Levodopa-induced dyskinesia (LID) develops after repeated levodopa (l-DOPA) exposure in Parkinson disease patients and remains one of the primary obstacles to effective treatment. LID behaviors are a consequence of striatal neuron sensitization due to sustained changes in transcriptional behavior; however, the mechanisms responsible for the long-term maintenance of this cellular priming remain uncertain. Regulation of dynamic DNA methylation has been shown pivotal to the maintenance of several long-term behavioral modifications, yet its role in LID has not yet been explored. In this work, we report a pivotal role for the reorganization of DNA methylation in the development of LID and show that modification of DNA methylation may be a novel therapeutic target for use in preventing or reversing dyskinetic behaviors.
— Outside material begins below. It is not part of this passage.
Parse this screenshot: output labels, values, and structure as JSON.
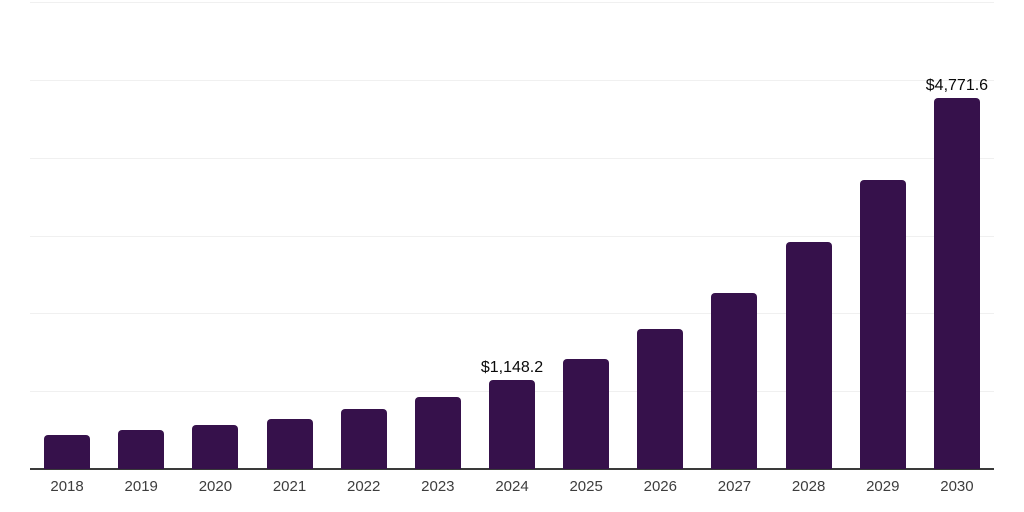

左旋多巴诱导的异动症(LID)是一种持续性行为敏化现象,在帕金森病患者反复接触左旋多巴(l-DOPA)后出现。LID是多巴胺能刺激后纹状体神经元转录行为持续变化的结果。在神经元中,通过动态DNA甲基化进行的转录调控已被证明对许多长期行为改变至关重要;然而,其在LID中的作用尚未得到探索。使用啮齿动物模型,我们发现LID的发展导致DNA去甲基化酶的异常表达以及l-DOPA处理后异常转录基因启动子区域DNA甲基化的位点特异性变化。为了在全基因组范围内寻找LID中的动态DNA甲基化,我们使用了简化代表性亚硫酸氢盐测序,发现背侧纹状体甲基化组发生了广泛重组。LID的发展导致许多异常转录基因的重要调控区域出现显著去甲基化。我们使用双向改变DNA甲基化的药物治疗,发现它们能够调节异动行为。总之,这些发现表明l-DOPA诱导纹状体DNA甲基化发生广泛变化,并且这些修饰是LID发展和维持所必需的。
左旋多巴诱导的异动症(LID)在帕金森病患者反复接触左旋多巴(l-DOPA)后出现,仍然是有效治疗的主要障碍之一。LID行为是纹状体神经元敏化的结果,这是由于转录行为的持续变化;然而,负责这种细胞致敏长期维持的机制仍不确定。动态DNA甲基化的调控已被证明对几种长期行为改变的维持至关重要,但其在LID中的作用尚未得到探索。在这项工作中,我们报告了DNA甲基化重组在LID发展中的关键作用,并表明DNA甲基化修饰可能是预防或逆转异动行为的新治疗靶点。